Archimedes, a Greek who lived in the Sicilian port of Syracuse in the third century BC, was an ingenious inventor, best known for shouting “Eureka!” after inspiration struck.
When Archimedes’ hometown was attacked by the Roman army and navy in 215 BC, the old inventor designed a number of war machines to fight back. Archimedes’ devices at the siege of Syracuse soon became legendary, and were chronicled by later historians Polybius, Livy, and Plutarch.
How Archimedes Defended the Walls of Syracuse
According to the historians, the Romans at Syracuse were repelled by a wide variety of clever devices. Archimedes had prepared large catapults for flinging stones of several hundred pounds to repel the attackers from a distance, and smaller, short-range engines for when they managed to get closer.

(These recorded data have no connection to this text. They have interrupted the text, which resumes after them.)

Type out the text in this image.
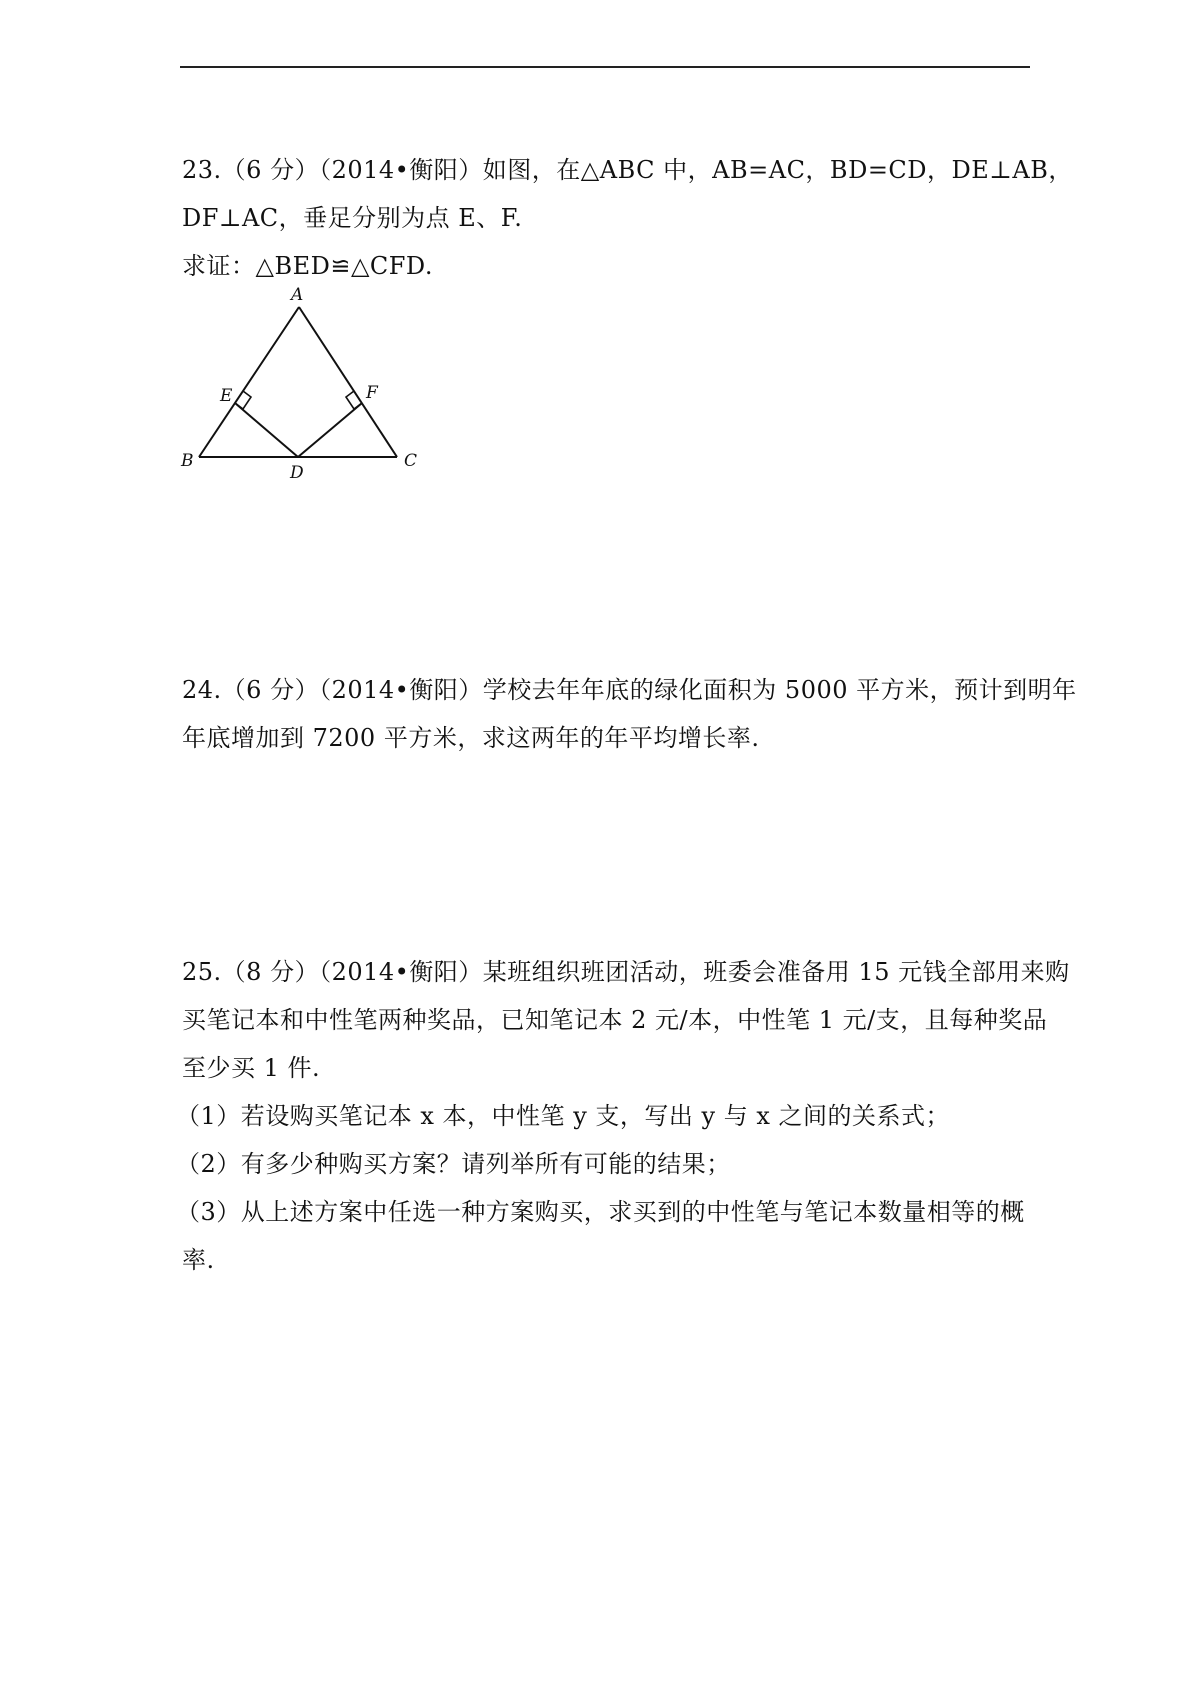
23.（6 分）（2014•衡阳）如图，在△ABC 中，AB=AC，BD=CD，DE⊥AB，
DF⊥AC，垂足分别为点 E、F.
求证：△BED≌△CFD.
A
E	F
B
D
C
24.（6 分）（2014•衡阳）学校去年年底的绿化面积为 5000 平方米，预计到明年
年底增加到 7200 平方米，求这两年的年平均增长率.
25.（8 分）（2014•衡阳）某班组织班团活动，班委会准备用 15 元钱全部用来购
买笔记本和中性笔两种奖品，已知笔记本 2 元/本，中性笔 1 元/支，且每种奖品
至少买 1 件.
（1）若设购买笔记本 x 本，中性笔 y 支，写出 y 与 x 之间的关系式；
（2）有多少种购买方案？请列举所有可能的结果；
（3）从上述方案中任选一种方案购买，求买到的中性笔与笔记本数量相等的概
率.
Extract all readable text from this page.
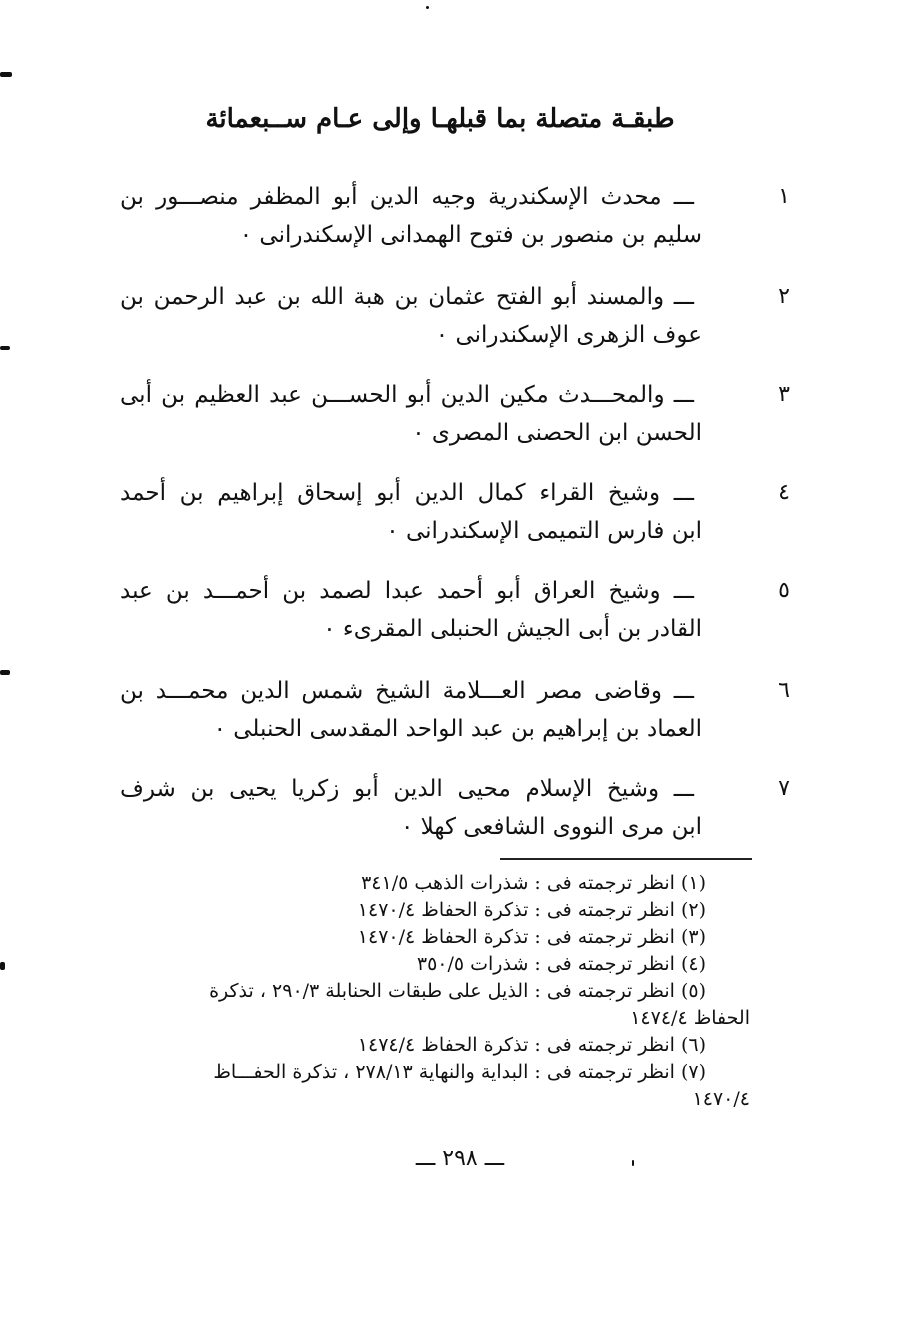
طبقـة متصلة بما قبلهـا وإلى عـام ســبعمائة
١
ـــ محدث الإسكندرية وجيه الدين أبو المظفر منصـــور بن
سليم بن منصور بن فتوح الهمدانى الإسكندرانى ٠
٢
ـــ والمسند أبو الفتح عثمان بن هبة الله بن عبد الرحمن بن
عوف الزهرى الإسكندرانى ٠
٣
ـــ والمحـــدث مكين الدين أبو الحســـن عبد العظيم بن أبى
الحسن ابن الحصنى المصرى ٠
٤
ـــ وشيخ القراء كمال الدين أبو إسحاق إبراهيم بن أحمد
ابن فارس التميمى الإسكندرانى ٠
٥
ـــ وشيخ العراق أبو أحمد عبدا لصمد بن أحمـــد بن عبد
القادر بن أبى الجيش الحنبلى المقرىء ٠
٦
ـــ وقاضى مصر العـــلامة الشيخ شمس الدين محمـــد بن
العماد بن إبراهيم بن عبد الواحد المقدسى الحنبلى ٠
٧
ـــ وشيخ الإسلام محيى الدين أبو زكريا يحيى بن شرف
ابن مرى النووى الشافعى كهلا ٠
(١) انظر ترجمته فى : شذرات الذهب ٣٤١/٥
(٢) انظر ترجمته فى : تذكرة الحفاظ ١٤٧٠/٤
(٣) انظر ترجمته فى : تذكرة الحفاظ ١٤٧٠/٤
(٤) انظر ترجمته فى : شذرات ٣٥٠/٥
(٥) انظر ترجمته فى : الذيل على طبقات الحنابلة ٢٩٠/٣ ، تذكرة
الحفاظ ١٤٧٤/٤
(٦) انظر ترجمته فى : تذكرة الحفاظ ١٤٧٤/٤
(٧) انظر ترجمته فى : البداية والنهاية ٢٧٨/١٣ ، تذكرة الحفـــاظ
١٤٧٠/٤
ـــ ٢٩٨ ـــ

Into the walls Archimedes had cut a number of arrow-loops through which archers and “small scorpions,” small missile-engines possibly like crude crossbows, shot at the Romans.
Moreover, Archimedes had built contraptions into the walls themselves: these were great beams that would remain hidden until swinging out over the top of the walls and dropping heavy stones or grappling hooks onto any attackers that got too close.
Archimedes Destroys Roman Ships
The deluge of missiles from the city’s catapults also kept Roman ships at bay. But even when the Romans tried to sneak their ships to the city walls at night, shots from the arrow-loops decimated the sailors, while stones dropped from the walls smashed the ships.
Archimedes also employed cranes, which would drop grappling-hooks onto the ships, seize and lift their bows from the water, and then release them, overturning, capsizing, or filling them with sea-water.
The Roman soldiers became terrified and fled “whenever they saw a bit of rope or stick of timber projecting a little over the wall”, convinced that Archimedes was about to unleash some fantastic new weapon upon them. As a result, the Roman commanders resigned themselves to a long siege, and it would be three years before the city finally fell.
Later Myths About Archimedes’ War Machines
Despite some exaggeration, all that Polybius, Livy, and Plutarch describe is plausible. But the story that Archimedes set the Roman ships on fire appears to be a later invention, as it is not found in the classical historians.
The first mention of it occurs in Lucian (c. 120–180 AD), who only states that Archimedes was able to burn the ships by artificial means. One variation tells of Archimedes using an elaborate combination of mirrors or polished shields to focus the sun’s rays on the Roman ships like a giant magnifying glass. This version, however, can be traced back only as far as to Galen (130–200 AD).
Leonardo da Vinci claimed to have read how Archimedes, while in Spain, had employed some form of Greek Fire – a mixture of burning liquids – in naval warfare; possibly that is to what Lucian referred. However, Greek Fire did not come into regular use until the seventh century AD.
It is likely that myths of Archimedes had, over the centuries, grown to the point where he received credit for weapons that were invented long after his death. That is a testament to the creativity of the Greek inventor who held off the most powerful army of his day for so long.
- Mark C. Bartusis, The Late Byzantine Army: Arms and Society, 1204-1453, University of Pennsylvania Press, 1992.
- E. J. Dijksterhuis, Archimedes, trans. C. Dikshoorn, Ejnar Munksgaard, 1956.
- Livy (Titus Livius), Ab Urbe Condita, trans. Frank Gardner Moore, Harvard University Press, 1961.
- Plutarch, “Life of Marcellus,” Plutarch’s Lives, trans. Bernadotte Perrin, G. P. Putnam’s Sons, 1917.
- Polybius, The Histories, trans. W. R. Paton, G. P. Putnam’s Sons, 1923.